A passkey is a modern, passwordless authentication method based on public-key cryptography. Instead of entering a password, you authenticate using a hardware device storing your passkey or an application on your mobile device using your fingerprint, face recognition, or your device PIN. Passkeys eliminate the need for passwords and significantly reduce the risk of phishing, credential theft, and MFA fatigue attacks.
Key Benefits and Features
Benefits
- Easy to Set Up: The instructions for setting up passkeys are simple and user-friendly.
- Fast Login: Logging in with passkeys is quicker than using traditional passwords. Plus, you don't have to remember any passwords or wait for text messages.
- Highly Secure: Passkeys are one of the most secure ways to log in.
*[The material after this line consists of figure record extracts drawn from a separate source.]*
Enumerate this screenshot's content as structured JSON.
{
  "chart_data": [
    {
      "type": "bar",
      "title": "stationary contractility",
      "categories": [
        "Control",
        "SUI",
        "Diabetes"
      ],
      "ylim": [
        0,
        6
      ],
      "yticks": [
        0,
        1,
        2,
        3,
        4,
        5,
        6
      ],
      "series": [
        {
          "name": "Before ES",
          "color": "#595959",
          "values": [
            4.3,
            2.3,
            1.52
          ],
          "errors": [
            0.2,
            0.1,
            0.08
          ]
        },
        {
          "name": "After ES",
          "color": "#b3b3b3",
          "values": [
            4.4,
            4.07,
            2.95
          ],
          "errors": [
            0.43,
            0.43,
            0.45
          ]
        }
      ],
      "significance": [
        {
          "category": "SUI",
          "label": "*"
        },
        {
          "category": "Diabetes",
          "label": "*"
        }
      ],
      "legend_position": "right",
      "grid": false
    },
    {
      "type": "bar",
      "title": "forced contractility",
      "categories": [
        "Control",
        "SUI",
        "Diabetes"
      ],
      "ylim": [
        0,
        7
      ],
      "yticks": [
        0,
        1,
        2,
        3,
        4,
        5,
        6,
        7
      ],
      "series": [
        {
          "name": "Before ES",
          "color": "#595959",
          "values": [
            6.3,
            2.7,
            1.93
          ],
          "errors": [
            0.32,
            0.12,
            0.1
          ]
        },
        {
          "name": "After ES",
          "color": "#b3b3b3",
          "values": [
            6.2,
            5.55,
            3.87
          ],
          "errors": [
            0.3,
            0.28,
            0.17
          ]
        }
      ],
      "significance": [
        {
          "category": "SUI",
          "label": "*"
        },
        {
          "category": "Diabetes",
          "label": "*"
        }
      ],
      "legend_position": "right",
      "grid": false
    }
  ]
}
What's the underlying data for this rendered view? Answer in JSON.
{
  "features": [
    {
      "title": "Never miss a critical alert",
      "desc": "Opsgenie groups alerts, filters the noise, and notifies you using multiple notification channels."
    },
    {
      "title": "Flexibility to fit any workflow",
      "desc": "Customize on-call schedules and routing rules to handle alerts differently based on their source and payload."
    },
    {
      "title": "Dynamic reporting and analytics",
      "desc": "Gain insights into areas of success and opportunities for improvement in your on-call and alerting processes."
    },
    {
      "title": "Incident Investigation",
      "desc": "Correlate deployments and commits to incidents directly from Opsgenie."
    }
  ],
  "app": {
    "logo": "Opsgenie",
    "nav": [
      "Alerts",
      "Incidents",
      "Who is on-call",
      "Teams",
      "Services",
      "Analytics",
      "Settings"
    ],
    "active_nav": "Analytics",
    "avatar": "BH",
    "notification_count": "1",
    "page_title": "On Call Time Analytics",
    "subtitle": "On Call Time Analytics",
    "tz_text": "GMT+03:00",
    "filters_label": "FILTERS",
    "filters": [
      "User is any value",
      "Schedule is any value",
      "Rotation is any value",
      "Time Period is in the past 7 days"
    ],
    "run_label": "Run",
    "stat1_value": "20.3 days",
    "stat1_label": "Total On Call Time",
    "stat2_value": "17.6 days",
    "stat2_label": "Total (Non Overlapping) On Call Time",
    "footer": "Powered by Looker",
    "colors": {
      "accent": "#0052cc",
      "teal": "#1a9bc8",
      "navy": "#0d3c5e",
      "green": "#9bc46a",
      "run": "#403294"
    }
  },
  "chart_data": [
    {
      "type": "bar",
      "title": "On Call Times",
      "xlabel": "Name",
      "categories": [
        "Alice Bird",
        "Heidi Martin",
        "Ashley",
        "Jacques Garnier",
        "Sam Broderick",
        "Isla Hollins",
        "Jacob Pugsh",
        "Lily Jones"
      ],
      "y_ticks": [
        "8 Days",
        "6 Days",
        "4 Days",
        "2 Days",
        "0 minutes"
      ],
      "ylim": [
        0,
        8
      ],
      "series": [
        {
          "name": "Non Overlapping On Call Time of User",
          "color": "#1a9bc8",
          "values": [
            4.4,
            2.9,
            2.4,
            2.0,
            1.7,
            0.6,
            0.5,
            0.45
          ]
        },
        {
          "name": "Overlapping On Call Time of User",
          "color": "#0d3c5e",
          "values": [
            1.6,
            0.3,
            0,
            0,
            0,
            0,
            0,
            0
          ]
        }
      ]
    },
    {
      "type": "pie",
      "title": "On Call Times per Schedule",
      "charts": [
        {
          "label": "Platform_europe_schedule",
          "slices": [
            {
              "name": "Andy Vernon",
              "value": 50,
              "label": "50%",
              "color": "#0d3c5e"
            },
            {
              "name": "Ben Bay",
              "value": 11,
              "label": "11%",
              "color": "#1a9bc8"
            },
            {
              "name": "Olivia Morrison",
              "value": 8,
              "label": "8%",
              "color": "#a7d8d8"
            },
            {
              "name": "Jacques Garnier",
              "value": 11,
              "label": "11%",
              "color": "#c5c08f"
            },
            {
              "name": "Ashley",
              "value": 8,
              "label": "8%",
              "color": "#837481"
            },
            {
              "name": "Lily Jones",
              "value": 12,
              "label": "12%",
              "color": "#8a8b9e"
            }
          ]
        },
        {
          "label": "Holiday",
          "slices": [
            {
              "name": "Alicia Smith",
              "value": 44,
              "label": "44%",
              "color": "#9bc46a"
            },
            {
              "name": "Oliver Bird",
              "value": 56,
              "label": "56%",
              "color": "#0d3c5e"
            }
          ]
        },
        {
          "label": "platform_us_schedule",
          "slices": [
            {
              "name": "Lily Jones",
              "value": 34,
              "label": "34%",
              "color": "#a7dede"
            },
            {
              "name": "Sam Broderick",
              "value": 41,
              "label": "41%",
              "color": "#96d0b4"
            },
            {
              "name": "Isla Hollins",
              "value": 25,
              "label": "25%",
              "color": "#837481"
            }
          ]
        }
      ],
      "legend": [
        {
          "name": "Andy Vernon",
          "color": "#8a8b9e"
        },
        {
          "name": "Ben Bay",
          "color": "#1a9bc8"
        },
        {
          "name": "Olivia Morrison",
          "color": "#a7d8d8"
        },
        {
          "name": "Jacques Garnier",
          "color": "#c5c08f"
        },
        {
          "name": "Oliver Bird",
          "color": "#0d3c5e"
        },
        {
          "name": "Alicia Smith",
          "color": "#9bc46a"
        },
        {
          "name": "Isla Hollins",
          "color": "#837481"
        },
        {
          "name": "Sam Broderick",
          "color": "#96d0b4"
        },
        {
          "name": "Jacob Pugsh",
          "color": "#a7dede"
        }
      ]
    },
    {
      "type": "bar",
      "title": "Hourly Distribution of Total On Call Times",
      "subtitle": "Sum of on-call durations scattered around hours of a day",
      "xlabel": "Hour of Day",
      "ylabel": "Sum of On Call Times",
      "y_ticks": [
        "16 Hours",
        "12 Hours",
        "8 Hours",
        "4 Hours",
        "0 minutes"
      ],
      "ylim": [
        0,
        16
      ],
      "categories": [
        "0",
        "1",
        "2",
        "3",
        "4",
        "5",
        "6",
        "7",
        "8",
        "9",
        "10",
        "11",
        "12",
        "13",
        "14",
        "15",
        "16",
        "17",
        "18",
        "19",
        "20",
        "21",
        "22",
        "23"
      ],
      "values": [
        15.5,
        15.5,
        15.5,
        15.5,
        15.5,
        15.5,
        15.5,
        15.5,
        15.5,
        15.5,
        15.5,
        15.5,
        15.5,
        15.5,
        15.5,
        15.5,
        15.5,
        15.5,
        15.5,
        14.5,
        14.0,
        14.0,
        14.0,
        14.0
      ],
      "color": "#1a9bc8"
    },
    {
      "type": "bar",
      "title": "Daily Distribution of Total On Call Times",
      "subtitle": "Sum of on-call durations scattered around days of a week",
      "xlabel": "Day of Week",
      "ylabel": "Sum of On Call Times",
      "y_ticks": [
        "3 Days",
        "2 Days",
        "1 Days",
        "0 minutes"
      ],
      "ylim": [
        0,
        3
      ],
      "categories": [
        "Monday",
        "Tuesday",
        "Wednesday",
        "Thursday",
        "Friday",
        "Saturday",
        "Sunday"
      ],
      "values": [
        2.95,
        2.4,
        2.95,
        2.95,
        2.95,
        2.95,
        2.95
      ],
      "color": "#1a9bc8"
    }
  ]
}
They are phishing-resistant because they are tied to a legitimate website or application.
Features
- Passkeys use a private and public key pair:
- The private key stays securely on your device
- The public key is stored in Microsoft Entra
- Authentication occurs when your device signs a challenge using the private key
- Microsoft Authenticator allows passkeys to be stored and used directly from your mobile device
Passkey vs. Hardware Security Key
Passkeys and hardware security keys are closely related but not identical.
| Feature |
Passkeys (Authenticator / Device) |
Hardware Security Keys (FIDO2) |
| Storage Location |
Stored on device (phone, OS, Authenticator app) |
Stored on physical key (USB/NFC/Bluetooth) |
| Portability |
Can sync across devices (if enabled) |
Requires physical possession of the key |
| Authentication |
Biometric or device PIN |
PIN + touch/tap of physical key |
| Security Level |
Very high (phishing-resistant) |
Very high (hardware-bound and phishing-resistant) |
| Use Case |
General workforce, mobile-first users |
High-security users, admins, or restricted environments |
Some hardware security keys can also store passkeys, acting as a secure, device-bound authentication method.